The American Medical Association is praising the U.S. Senate's bipartisan vote Wednesday to delay by one year 25% Medicare reimbursement cuts to physicians, and is urging the House to follow suit before the Jan. 1 deadline.
"This one-year delay comes right as the oldest baby boomers reach age 65, adding urgency to the need for a long-term solution before this demographic tsunami swamps the Medicare program," said AMA President Cecil B. Wilson, MD.
The House has yet to take up the measure, and it's not clear how much support it will garner in the lame duck session.
"Stopping the cut for one year will inject some much needed stability into the system for seniors and physician practices who have spent this year in limbo because of five short-term delays," Wilson said. "We urge the House to quickly pass this critical legislation before the January 1 deadline when the 25% Medicare cut is set to begin."
Wilson said the AMA will work with Congress in the coming year to find a permanent solution to the so-called "doc fix." The Sustainable Growth Rate formula for Medicare funding dictates the cuts, but the cuts have repeatedly been delayed since Congress passed the measure a decade ago.
Delaying the cuts one more time would ensure that Medicare and Tricare, for active-duty service members, National Guard and Reserve members, retirees and their families, will pay physicians who participate in those programs at current levels.
The bill, the Medicare and Medicaid Extenders Act of 2010, also includes extensions of other expiring healthcare provisions, including protections for rural hospitals and doctors, Transitional Medical Assistance and the Special Diabetes Program.
Senate leaders patted each other on the back after approving the extension, which demonstrated a rare show of bipartisanship on Capitol Hill.
"This bipartisan agreement gives peace of mind to seniors and military families in Nevada and across the nation," said Senate Majority Leader Harry Reid (D-NV). "We ensured that our seniors and veterans can continue seeing their doctors and getting the treatment they need."
Senate Minority Leader Mitch McConnell (R-KY) said he was "encouraged that we were able to work together in a bipartisan way and protect access to care for America's 45 million Medicare beneficiaries in a fiscally responsible manner."
Reid's office said the legislation would be paid for by modifying the policy regarding overpayments of the healthcare affordability tax credit. This policy does not change the tax credits for which people are eligible based on their income. Instead, the proposal would change the way people pay back overpayments when they have received more credit than they are eligible for because, for example, they earned more money than expected in a given year.

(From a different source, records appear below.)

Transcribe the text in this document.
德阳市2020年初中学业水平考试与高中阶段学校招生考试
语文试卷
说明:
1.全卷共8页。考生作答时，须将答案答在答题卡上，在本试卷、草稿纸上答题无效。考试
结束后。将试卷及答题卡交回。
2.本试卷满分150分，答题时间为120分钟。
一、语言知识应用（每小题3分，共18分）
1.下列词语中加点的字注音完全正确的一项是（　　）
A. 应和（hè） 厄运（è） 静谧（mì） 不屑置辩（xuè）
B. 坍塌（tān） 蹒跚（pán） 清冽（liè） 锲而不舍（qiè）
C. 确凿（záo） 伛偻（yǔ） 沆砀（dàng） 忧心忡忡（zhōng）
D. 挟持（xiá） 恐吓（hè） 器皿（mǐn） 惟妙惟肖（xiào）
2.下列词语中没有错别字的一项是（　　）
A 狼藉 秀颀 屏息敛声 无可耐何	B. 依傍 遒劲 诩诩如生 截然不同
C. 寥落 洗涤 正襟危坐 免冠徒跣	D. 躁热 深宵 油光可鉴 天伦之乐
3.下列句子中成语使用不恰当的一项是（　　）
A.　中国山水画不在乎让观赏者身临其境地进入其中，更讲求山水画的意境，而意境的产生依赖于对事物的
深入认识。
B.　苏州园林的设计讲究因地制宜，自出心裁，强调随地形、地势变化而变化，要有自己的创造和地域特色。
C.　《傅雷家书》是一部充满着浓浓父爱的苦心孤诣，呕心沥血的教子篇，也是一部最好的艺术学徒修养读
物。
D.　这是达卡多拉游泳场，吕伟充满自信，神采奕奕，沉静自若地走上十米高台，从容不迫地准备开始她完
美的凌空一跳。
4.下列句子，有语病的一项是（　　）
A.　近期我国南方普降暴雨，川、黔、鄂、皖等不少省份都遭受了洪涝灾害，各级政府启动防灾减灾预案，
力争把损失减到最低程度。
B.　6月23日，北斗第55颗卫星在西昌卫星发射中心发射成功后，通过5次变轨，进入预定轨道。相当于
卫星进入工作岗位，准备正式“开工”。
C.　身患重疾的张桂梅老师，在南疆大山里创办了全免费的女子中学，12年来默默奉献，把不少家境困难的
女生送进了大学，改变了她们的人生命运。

Under current law there is a flat cap of $250 for individuals and $400 for families on the amount of the healthcare affordability tax credit people are required to pay back when they received an overpayment. This payback cap is the same for people earning 160% of the federal poverty level and 360% of the federal poverty level. Under this proposal for correcting overpayments, the cap on the payback amount would be on a sliding scale based on the income of the recipient of the tax credit, making the policy fairer to both recipients and all taxpayers, Reid's office said.